What's more, in just six decades, these human-induced changes in temperature and salinity could very well spread to 80 percent of the world's oceans.
"We were interested in whether the levels of temperatures and salt were great enough to overcome natural variability in these deeper areas," explains climate scientist Yona Silvy from Sorbonne University in France. "That is, if they had risen or fallen higher than they ever would during the normal peaks and troughs."
Using temperature and salinity measurements from the deep ocean and plugging these into 11 current climate models, the team simulated ocean and atmospheric circulation over the years, with and without the contribution of human emissions.
During the second half of the 20th century, Silvy and her colleagues found human-induced warming was responsible for most observed ocean changes - "statistically" and "unambiguously" different from what would occur naturally. Because heat and salt impact ocean density and circulation, this could have widespread implications.
"This affects global ocean circulation, sea level rise, and poses a threat to human societies and ecosystems," says Silvy.
Most of the time, heat and salt from the surface of the ocean are transported relatively slowly to the ocean's interior, which means that many of the deepest parts experience a lag in human-induced changes.
Some deeper areas, however, circulate quicker, and thus respond faster to our emissions.

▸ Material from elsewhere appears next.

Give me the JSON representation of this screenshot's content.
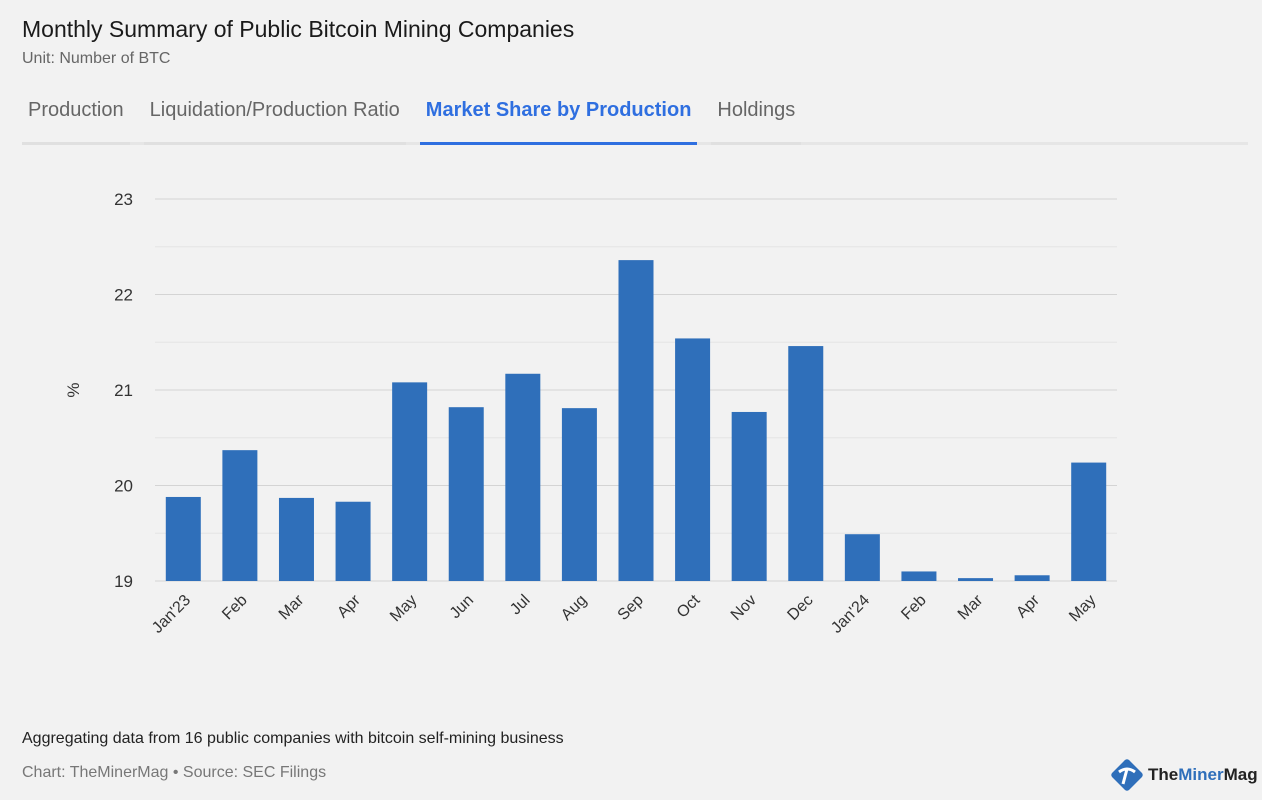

In the new model, for instance, the Southern Ocean, which is relatively well-ventilated, experienced human-induced changes quite quickly, showing up as early as the 1980s.

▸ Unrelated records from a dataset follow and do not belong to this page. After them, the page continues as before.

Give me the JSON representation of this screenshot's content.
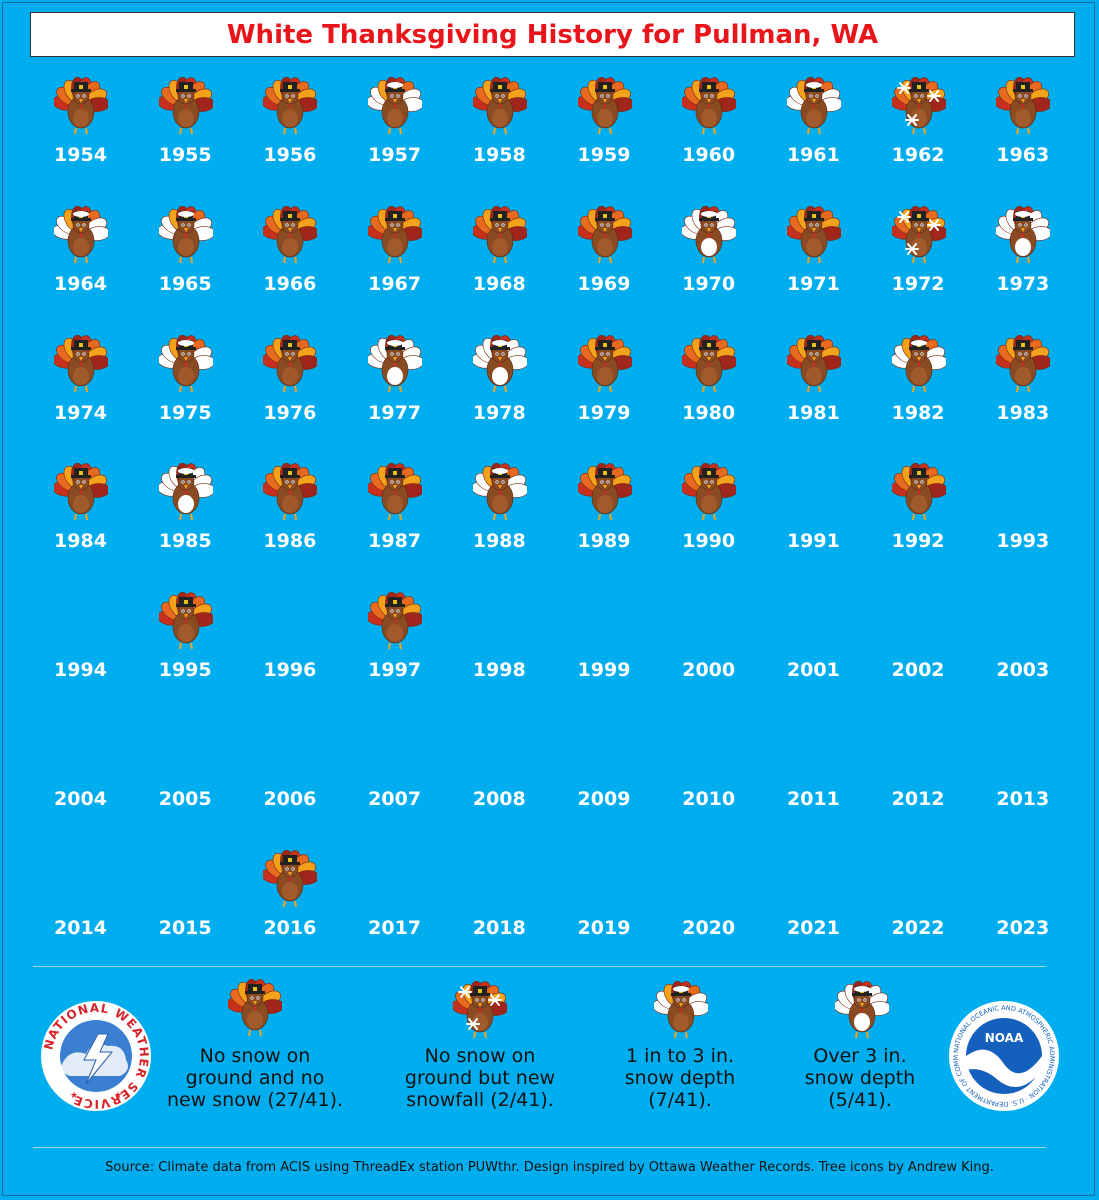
{
  "title": "White Thanksgiving History for Pullman, WA",
  "categories": {
    "none": "No snow on ground and no new snow (27/41).",
    "newsnow": "No snow on ground but new snowfall (2/41).",
    "depth1to3": "1 in to 3 in. snow depth (7/41).",
    "over3": "Over 3 in. snow depth (5/41)."
  },
  "legend": [
    {
      "category": "none",
      "lines": [
        "No snow on",
        "ground and no",
        "new snow (27/41)."
      ]
    },
    {
      "category": "newsnow",
      "lines": [
        "No snow on",
        "ground but new",
        "snowfall (2/41)."
      ]
    },
    {
      "category": "depth1to3",
      "lines": [
        "1 in to 3 in.",
        "snow depth",
        "(7/41)."
      ]
    },
    {
      "category": "over3",
      "lines": [
        "Over 3 in.",
        "snow depth",
        "(5/41)."
      ]
    }
  ],
  "years": [
    {
      "year": "1954",
      "category": "none"
    },
    {
      "year": "1955",
      "category": "none"
    },
    {
      "year": "1956",
      "category": "none"
    },
    {
      "year": "1957",
      "category": "depth1to3"
    },
    {
      "year": "1958",
      "category": "none"
    },
    {
      "year": "1959",
      "category": "none"
    },
    {
      "year": "1960",
      "category": "none"
    },
    {
      "year": "1961",
      "category": "depth1to3"
    },
    {
      "year": "1962",
      "category": "newsnow"
    },
    {
      "year": "1963",
      "category": "none"
    },
    {
      "year": "1964",
      "category": "depth1to3"
    },
    {
      "year": "1965",
      "category": "depth1to3"
    },
    {
      "year": "1966",
      "category": "none"
    },
    {
      "year": "1967",
      "category": "none"
    },
    {
      "year": "1968",
      "category": "none"
    },
    {
      "year": "1969",
      "category": "none"
    },
    {
      "year": "1970",
      "category": "over3"
    },
    {
      "year": "1971",
      "category": "none"
    },
    {
      "year": "1972",
      "category": "newsnow"
    },
    {
      "year": "1973",
      "category": "over3"
    },
    {
      "year": "1974",
      "category": "none"
    },
    {
      "year": "1975",
      "category": "depth1to3"
    },
    {
      "year": "1976",
      "category": "none"
    },
    {
      "year": "1977",
      "category": "over3"
    },
    {
      "year": "1978",
      "category": "over3"
    },
    {
      "year": "1979",
      "category": "none"
    },
    {
      "year": "1980",
      "category": "none"
    },
    {
      "year": "1981",
      "category": "none"
    },
    {
      "year": "1982",
      "category": "depth1to3"
    },
    {
      "year": "1983",
      "category": "none"
    },
    {
      "year": "1984",
      "category": "none"
    },
    {
      "year": "1985",
      "category": "over3"
    },
    {
      "year": "1986",
      "category": "none"
    },
    {
      "year": "1987",
      "category": "none"
    },
    {
      "year": "1988",
      "category": "depth1to3"
    },
    {
      "year": "1989",
      "category": "none"
    },
    {
      "year": "1990",
      "category": "none"
    },
    {
      "year": "1991",
      "category": null
    },
    {
      "year": "1992",
      "category": "none"
    },
    {
      "year": "1993",
      "category": null
    },
    {
      "year": "1994",
      "category": null
    },
    {
      "year": "1995",
      "category": "none"
    },
    {
      "year": "1996",
      "category": null
    },
    {
      "year": "1997",
      "category": "none"
    },
    {
      "year": "1998",
      "category": null
    },
    {
      "year": "1999",
      "category": null
    },
    {
      "year": "2000",
      "category": null
    },
    {
      "year": "2001",
      "category": null
    },
    {
      "year": "2002",
      "category": null
    },
    {
      "year": "2003",
      "category": null
    },
    {
      "year": "2004",
      "category": null
    },
    {
      "year": "2005",
      "category": null
    },
    {
      "year": "2006",
      "category": null
    },
    {
      "year": "2007",
      "category": null
    },
    {
      "year": "2008",
      "category": null
    },
    {
      "year": "2009",
      "category": null
    },
    {
      "year": "2010",
      "category": null
    },
    {
      "year": "2011",
      "category": null
    },
    {
      "year": "2012",
      "category": null
    },
    {
      "year": "2013",
      "category": null
    },
    {
      "year": "2014",
      "category": null
    },
    {
      "year": "2015",
      "category": null
    },
    {
      "year": "2016",
      "category": "none"
    },
    {
      "year": "2017",
      "category": null
    },
    {
      "year": "2018",
      "category": null
    },
    {
      "year": "2019",
      "category": null
    },
    {
      "year": "2020",
      "category": null
    },
    {
      "year": "2021",
      "category": null
    },
    {
      "year": "2022",
      "category": null
    },
    {
      "year": "2023",
      "category": null
    }
  ],
  "logos": {
    "nws_text": "NATIONAL WEATHER SERVICE",
    "noaa_center": "NOAA",
    "noaa_ring": "NATIONAL OCEANIC AND ATMOSPHERIC ADMINISTRATION · U.S. DEPARTMENT OF COMMERCE"
  },
  "source": "Source: Climate data from ACIS using ThreadEx station PUWthr. Design inspired by Ottawa Weather Records. Tree icons by Andrew King.",
  "colors": {
    "background": "#00AEEF",
    "title": "#e8151b",
    "turkey_body": "#8a4a22",
    "turkey_feathers": [
      "#c8301e",
      "#e86a1e",
      "#f4a21c",
      "#a0251a"
    ],
    "snow": "#ffffff"
  }
}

Meanwhile, in the Northern Hemisphere, oceans took a little longer to respond, with most changes calculated to appear sometime between 2010 and 2040.
Together, by 2020, the model shows somewhere between 20 percent and 55 percent of the world's oceans had been altered by anthropogenic climate change.
By mid-century, these changes could make up 50 to 60 percent of the world's oceans, and by 2080, 55 to 80 percent.
"This work suggests that a large portion of the observed change patterns in the ocean interior is human-induced and will continue to intensify with continuing CO2 emissions," the authors write.
Plus, even if emissions are slowed, the lag in ocean circulation means we are locked in to a certain amount of change going forwards.
We still don't fully understand the relationship between deeper changes to salt and heat and surface warming, or how these changes impact ocean circulation. It requires far more investigation, especially in the Southern Hemisphere where deep ocean data is few and far between, but investigate it we must.
The study was published in Nature Climate Change.